SB 1449 ‘Will Help Ensure Justice for Survivors and Keep Rapists Off Our Streets’
SACRAMENTO – With strong bipartisan support, the California State Senate this week passed important legislation authored by Senator Connie M. Leyva (D-Chino) that will require law enforcement agencies and forensic laboratories to promptly analyze and test all newly collected rape kit evidence in California.
Sponsored by the Joyful Heart Foundation, Alameda County District Attorney Nancy O’Malley and Natasha’s Justice Project, SB 1449 follows federal best practices and ensures that victims reporting sexual assault across California will have equal access to swift submission and analysis of forensic evidence associated with their cases. In order to prevent the development of backlogs of forensic evidence in evidence rooms or laboratories, newly collected rape kits must be submitted within 20 days and tested no later than 120 days after receipt. Promptly testing DNA evidence in rape kits can identify an unknown assailant, link crimes together, identify serial perpetrators, and exonerate the wrongfully convicted.
“SB 1449 will help to ensure that survivors of rape have equal access to justice by promptly testing all rape kits collected after an assault. It is critically important that any DNA evidence left behind by the attacker is processed quickly so that law enforcement authorities can identify and prosecute rapists and we can put them behind bars—where they belong,” Senator Leyva said. “It is unacceptable for a rape kit to ever sit on a shelf somewhere untested, since that rape kit represents a person and testing that kit can also help keep potential victims safe. I thank my colleagues on both sides of the aisle for supporting this long overdue legislation that will help ensure justice for survivors and keep rapists off our streets.”
As a companion bill to SB 1449, AB 3118—authored by Assemblymember David Chiu and coauthored by Senator Leyva—will require each law enforcement agency, crime lab, medical facility, or any other facility that possesses sexual assault evidence kits to conduct an audit of all untested kits in its possession and report findings to the Department of Justice.

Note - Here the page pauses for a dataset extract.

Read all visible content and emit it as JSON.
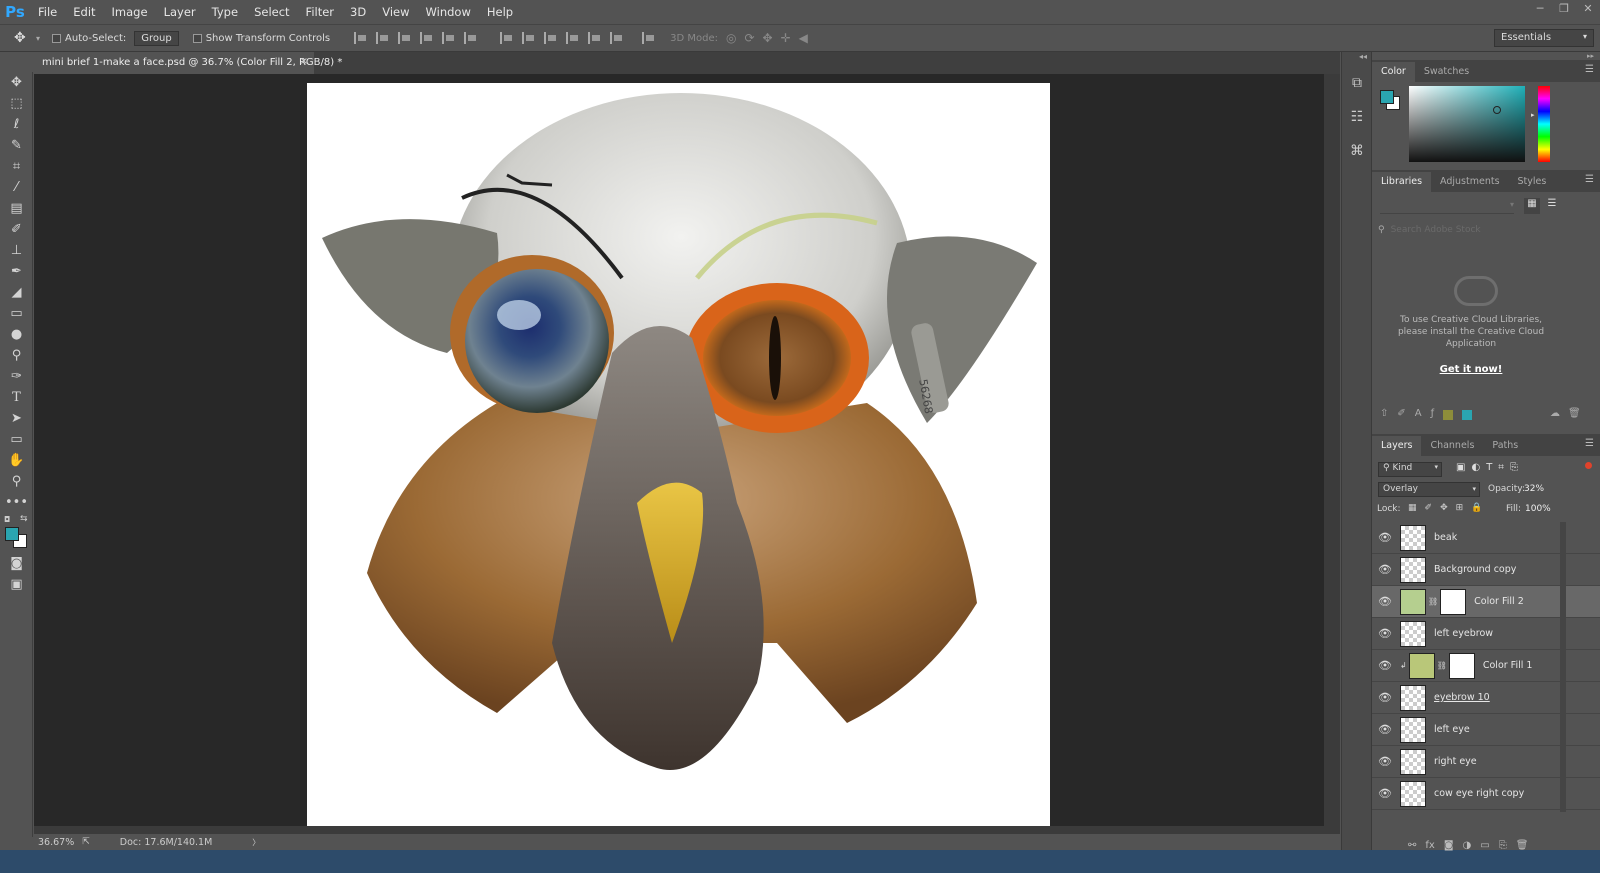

Currently serving as the Vice Chair of the California Legislative Women’s Caucus, Senator Leyva authored legislation signed into law to eliminate the statute of limitations on rape (SB 813) in 2016 and to criminalize sextortion (SB 500) in 2017. The Senator is also presently leading efforts to ban secret settlements in cases of sexual assault, sexual harassment, and sex discrimination in California (SB 820) and protect victims of harassment from retaliation (SB 1038).
Now advancing to the Assembly, SB 1449 is supported by the California District Attorneys Association, City of Sacramento, Crime Victims United, State Board of Equalization Member Fiona Ma, Investigative Lead LLC, Los Angeles Professional Peace Officers Association and San Diego County District Attorney Summer Stephan.